For selfish reasons, I wish that there really were no such thing as natural giftedness in children, because then I’d be able to attribute my son’s extraordinary math ability to my own parenting skill, and educators would give me a multimillion-dollar contract to teach them how to get seventh graders to perform math at a first-year college level (as my son was able to do at the time). But alas (for my career prospects in this regard), the phenomenon of gifted students is very real.
I don’t think substituting another course for math in high school will harm students who lack the desire or ability to have a STEM career—just as it’s perfectly fine to run track instead of playing football.
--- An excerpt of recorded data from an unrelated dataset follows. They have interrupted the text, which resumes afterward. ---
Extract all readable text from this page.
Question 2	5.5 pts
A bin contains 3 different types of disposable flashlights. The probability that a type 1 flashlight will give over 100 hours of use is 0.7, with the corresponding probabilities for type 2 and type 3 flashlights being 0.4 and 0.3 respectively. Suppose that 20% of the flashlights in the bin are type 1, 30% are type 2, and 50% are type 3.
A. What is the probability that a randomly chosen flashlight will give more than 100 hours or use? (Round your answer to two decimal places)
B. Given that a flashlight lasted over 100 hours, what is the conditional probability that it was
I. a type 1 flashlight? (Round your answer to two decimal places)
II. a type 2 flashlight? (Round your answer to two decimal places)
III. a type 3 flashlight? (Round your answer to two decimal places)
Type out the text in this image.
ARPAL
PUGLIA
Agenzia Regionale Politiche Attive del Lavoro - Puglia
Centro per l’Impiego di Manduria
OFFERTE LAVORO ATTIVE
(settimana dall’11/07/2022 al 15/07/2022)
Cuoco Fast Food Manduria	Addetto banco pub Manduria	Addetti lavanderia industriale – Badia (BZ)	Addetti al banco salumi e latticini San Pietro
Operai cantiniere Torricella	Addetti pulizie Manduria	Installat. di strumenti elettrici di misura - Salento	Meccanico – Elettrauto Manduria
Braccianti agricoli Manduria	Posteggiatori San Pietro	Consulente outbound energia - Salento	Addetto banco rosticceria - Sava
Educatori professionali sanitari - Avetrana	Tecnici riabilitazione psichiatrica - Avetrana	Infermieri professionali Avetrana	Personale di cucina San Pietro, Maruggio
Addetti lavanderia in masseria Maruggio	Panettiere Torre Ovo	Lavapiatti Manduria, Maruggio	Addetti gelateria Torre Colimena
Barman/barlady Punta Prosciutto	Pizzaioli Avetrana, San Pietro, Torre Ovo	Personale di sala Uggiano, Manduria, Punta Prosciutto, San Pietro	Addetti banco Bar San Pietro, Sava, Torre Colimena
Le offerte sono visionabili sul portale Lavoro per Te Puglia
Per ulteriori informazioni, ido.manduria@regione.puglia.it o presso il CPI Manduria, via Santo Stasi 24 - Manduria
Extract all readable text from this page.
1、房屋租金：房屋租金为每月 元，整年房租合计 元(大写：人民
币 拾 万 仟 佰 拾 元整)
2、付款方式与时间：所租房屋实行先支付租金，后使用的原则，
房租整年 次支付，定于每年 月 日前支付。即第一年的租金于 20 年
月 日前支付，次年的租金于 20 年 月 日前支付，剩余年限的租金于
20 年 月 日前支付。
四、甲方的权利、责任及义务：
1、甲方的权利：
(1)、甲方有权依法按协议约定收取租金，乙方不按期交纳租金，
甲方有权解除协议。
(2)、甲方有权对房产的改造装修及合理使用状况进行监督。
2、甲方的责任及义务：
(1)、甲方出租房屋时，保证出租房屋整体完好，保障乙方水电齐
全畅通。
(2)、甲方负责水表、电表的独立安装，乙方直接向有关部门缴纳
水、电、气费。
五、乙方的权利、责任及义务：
While my son’s planned career in computer programming and AI means he will frequently use advanced math, most adults don’t need to know math much beyond calculating tips and understanding interest rates. Furthermore, as the easiest way to do well on math exams is to memorize procedures for solving specific types of problems, I doubt understanding math beyond simple algebra helps low-math-ability students learn more general thinking skills. Students who hate math would love to be free from having to memorize useless (to them) trigonometric functions, geometric proofs, and quadratic equations.
While I personally liked math in school, I hated spelling. In early grades, I spent countless hours with my parents memorizing spelling-word lists, knowledge that I forgot shortly after the exams (on which I did poorly, in most cases). Finally, around grade eight, my school diagnosed me with a learning disability, and exempted me from spelling tests and from losing points from misspelling words in in-class essays. Without such an exemption, I might not have graduated high school. Not having to worry about spelling freed up my study time for learning material that better contributed to my human capital. As Dirty Harry once put it, “a man’s got to know his limitations.”
In the real adult world, success often comes from learning what you are bad at and either avoiding these things entirely, or getting others to help you with them—which is why none of us are (or, at least should be) stigmatized for hiring other people to, say, do our taxes, fix our plumbing, or debug our computers. The whole fabric of modern life is premised on the assumption of specialization. Grade schooling presents an exception to this rule, because it is generally run on the unspoken belief that students shouldn’t be able to escape their weaknesses at this early point in life. But in the current ideological climate, the continued viability of our high-tech economy may depend on us rethinking that assumption.